DOT Unveils Traffic Plan For Rego Center Mall, But Residents Say They’re In The Wrong Place
While Community Board 6 approved a Department of Transportation (DOT) plan to alleviate speeding around the Rego Center mall at its Mar. 14 meeting in the Rego Park mall’s community room, residents claimed other improvements were needed.
The DOT’s Jesse Mintz-Roth unveiled a series of proposed improvements to 62nd Drive, 63rd Road and other streets surrounding the mall.
Mintz-Roth claimed that the area is in the highest percentile of pedestrian accidents since 2005.
“There’s clearly a demonstrated need for safety improvements here,” he told the crowd.
The area is part of a larger study focusing on senior pedestrian safety, he added; “Rego Park is one of the hottest clusters” when it comes to senior pedestrian injuries, Mintz- Roth said.
Many of the proposals involve taking 63rd Road from Queens Boulevard to 112th Street, removing one travel lane and widening the parking lane. The DOT had sug- gested angled back-in parking between 108th and 112th streets but changed their plans after Board 6 objected.
On 62nd Drive between 112th and 108th streets, parking lanes will be widened and a double yellow line will be installed to direct traffic on the two-way street. From 108th and Apex Place and 99th to 97th streets, parking lanes will be widened on the one-way stretch.
As 62nd Drive approaches Queens Boulevard, turning lanes will be drawn onto the roadway to organize traffic flow. Mintz-Roth stated that this was a request from the NYPD.
Parking lanes will also be widened at 63rd Avenue between Queens Boulevard and Austin Street.
Finally, at Junction Boulevard between Queens Boulevard and 62nd Drive, the DOT will installed back-in angled metered parking, which will add 10 spaces while shrinking the traffic lane.
The benefits of the plan, according to Mintz-Roth, will be calmer traffic, improved pedestrian visibility and safety, organizing of traffic as it approaches Queens Boulevard and the additional parking spots.
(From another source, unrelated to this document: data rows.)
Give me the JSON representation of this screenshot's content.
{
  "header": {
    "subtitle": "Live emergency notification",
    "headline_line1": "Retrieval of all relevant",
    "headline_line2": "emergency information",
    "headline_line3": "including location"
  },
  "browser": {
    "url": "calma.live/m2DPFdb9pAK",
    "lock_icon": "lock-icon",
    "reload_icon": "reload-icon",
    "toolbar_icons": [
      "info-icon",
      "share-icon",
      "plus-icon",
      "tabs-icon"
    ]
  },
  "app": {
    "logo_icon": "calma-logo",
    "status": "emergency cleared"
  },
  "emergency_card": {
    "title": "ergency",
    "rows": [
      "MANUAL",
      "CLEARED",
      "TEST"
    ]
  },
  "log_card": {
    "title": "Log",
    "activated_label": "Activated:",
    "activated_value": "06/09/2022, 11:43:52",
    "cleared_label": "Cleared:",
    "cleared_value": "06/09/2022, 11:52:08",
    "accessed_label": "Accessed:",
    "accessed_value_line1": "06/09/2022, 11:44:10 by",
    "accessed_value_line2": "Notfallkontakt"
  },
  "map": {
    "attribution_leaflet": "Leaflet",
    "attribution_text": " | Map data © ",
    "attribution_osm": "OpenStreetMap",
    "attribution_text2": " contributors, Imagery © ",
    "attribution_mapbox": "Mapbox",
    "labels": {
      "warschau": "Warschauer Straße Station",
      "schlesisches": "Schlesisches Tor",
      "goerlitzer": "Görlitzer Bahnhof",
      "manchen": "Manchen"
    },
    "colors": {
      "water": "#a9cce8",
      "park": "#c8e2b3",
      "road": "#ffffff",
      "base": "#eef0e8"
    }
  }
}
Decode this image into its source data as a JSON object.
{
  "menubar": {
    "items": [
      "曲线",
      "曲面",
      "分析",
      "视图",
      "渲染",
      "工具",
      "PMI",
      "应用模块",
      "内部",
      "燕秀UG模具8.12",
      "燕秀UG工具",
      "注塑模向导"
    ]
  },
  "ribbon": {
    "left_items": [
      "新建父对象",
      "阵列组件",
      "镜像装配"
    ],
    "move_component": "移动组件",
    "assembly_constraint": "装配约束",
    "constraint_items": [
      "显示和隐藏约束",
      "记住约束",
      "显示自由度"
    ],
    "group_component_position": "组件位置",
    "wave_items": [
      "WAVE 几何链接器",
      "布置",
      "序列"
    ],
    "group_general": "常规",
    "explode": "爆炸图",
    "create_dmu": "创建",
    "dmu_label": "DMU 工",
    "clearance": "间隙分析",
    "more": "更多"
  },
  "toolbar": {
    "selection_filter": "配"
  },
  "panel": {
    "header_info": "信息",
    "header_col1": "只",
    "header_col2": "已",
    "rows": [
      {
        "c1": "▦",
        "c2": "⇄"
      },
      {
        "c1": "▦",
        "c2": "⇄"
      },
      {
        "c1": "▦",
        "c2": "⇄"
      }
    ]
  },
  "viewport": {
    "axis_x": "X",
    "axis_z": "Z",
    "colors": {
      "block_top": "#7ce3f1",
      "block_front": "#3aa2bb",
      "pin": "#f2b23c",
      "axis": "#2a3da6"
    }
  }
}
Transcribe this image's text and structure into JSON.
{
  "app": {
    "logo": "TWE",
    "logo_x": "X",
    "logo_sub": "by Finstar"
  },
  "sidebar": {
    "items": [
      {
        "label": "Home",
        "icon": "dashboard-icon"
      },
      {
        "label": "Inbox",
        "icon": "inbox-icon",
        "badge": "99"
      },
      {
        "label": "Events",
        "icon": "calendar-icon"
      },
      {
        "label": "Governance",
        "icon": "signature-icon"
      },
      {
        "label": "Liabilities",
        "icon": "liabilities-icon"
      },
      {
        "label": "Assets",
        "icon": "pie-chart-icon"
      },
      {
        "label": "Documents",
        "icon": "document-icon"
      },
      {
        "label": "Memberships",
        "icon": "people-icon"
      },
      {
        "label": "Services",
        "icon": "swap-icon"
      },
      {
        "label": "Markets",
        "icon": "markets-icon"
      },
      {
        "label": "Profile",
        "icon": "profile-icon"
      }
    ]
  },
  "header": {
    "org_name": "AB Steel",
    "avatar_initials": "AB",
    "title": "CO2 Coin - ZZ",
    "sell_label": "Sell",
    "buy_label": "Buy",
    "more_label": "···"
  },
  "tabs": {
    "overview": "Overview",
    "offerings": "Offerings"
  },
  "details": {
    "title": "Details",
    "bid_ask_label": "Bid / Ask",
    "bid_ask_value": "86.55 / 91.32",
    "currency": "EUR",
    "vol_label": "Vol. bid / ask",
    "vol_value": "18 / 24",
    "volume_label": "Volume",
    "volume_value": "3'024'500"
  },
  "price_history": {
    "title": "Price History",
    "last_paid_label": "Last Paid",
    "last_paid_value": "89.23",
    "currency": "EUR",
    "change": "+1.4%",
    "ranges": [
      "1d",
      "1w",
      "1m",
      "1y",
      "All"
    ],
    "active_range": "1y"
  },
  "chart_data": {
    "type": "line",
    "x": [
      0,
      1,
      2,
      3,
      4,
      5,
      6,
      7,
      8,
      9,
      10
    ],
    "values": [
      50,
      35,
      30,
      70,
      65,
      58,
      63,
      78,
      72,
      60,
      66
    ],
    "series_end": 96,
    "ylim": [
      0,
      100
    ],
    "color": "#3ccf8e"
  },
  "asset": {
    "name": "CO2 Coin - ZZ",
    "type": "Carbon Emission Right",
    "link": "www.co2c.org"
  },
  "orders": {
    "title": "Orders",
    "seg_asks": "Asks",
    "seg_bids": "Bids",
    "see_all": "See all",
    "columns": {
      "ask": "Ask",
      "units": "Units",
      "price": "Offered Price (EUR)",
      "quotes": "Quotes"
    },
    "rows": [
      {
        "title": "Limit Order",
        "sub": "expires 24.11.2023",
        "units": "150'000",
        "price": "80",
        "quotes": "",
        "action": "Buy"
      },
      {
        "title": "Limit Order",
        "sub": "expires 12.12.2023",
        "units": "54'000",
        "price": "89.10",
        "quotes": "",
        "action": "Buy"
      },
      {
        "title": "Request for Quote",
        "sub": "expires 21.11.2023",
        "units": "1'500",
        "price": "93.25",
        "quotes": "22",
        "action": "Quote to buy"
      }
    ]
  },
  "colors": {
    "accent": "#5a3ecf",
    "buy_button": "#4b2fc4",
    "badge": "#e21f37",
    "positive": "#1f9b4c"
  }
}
However, most of the residents at the meeting urged Board 6, the DOT and the 112th Precinct to address congestion on 97th Street instead.
“It’s treacherous up there,” one resident warned; another warned that “people are going to get killed.”
“I attended a meeting two years ago when we talked about the anticipated congestion of this neighborhood and it has not been addressed,” another resident stated. “This is fine, and you have the numbers to back it up, but you have not addressed the congestion that the mall has generated and created.”
One resident asked for a midblock traffic signal on 97th Street between 62nd Drive and the Harding Expressway.
“We need something there because it’s so much traffic,” she argued.
DOT Queens Commissioner Maura McCarthy claimed that “it would be very unusual for a midblock signal to be installed, for distance reasons,” but that her agency will look at the area.
P.O. Gigi Redzematovic of the 112th Precinct Community Affairs Unit stated that they are attempting to get a crossing guard at that location to help students heading to area schools, but that they are waiting for a new class of guards to graduate.
“I can’t push,” she said. “It’s a part-time thing.”
Board 6’s Chris Collett and some of the other board members also expressed concerns about the back-in parking, with the loading dock across the street.
Board 6 Chairperson Joseph Hennessy asked the DOT to investigate the possibility of allowing more cars to turn from 62nd Drive onto Queens Boulevard.
John Dereszewski, who chairs Board 6’s Transportation Committee, noted that the proposal would “rationalize traffic flow on these streets” and recommended its adoption. Board 6 would vote in its favor.
Both Dereszewski and DOT Queens Commissioner Maura Mc- Carthy told the Times Newsweekly that they would study improvements to the 97th Street congestion issue.
Other news
In his report to Board 6, Chairperson Joseph Hennessy announced that the city wants to cut community board budgets by six percent as part of a larger set of proposed cutbacks in the new city budget.
“You name it, it’s being cut,” he warned.
Libraries, schools and firehouses are also on the chopping block.
Hennessy pointed out that according to the Borough President’s Office, “per capita per person, Queens gets $2.08. Staten Island gets $8.32. Manhattan gets more.”
District Manager Frank Gulluscio begged residents to call their elected officials and protest the cuts.
Joan Bush of North Shore-Long Island Jewish Health System came to speak about the center’s efforts to curb tobacco use in Queens.
“Tobacco kills more New Yorkers that AIDS, drugs, homicides and suicides combined,” she noted.
Last year, all city parks and beaches were made smoke-free, she added.
Board 6 approved a street fair fund-raiser for the Forest Hills Volunteer Ambulance Corps, which will take place on June 2 on 71st Avenue between Austin Street and Queens Boulevard.
They also approved a new liquor license for Maywick LLC, at 108-25 Ascan Ave. in Forest Hills.
Community Board 6 meets on the second Wednesday of the month at the Kew Gardens Community Center, located at 80-02 Kew Gardens Rd.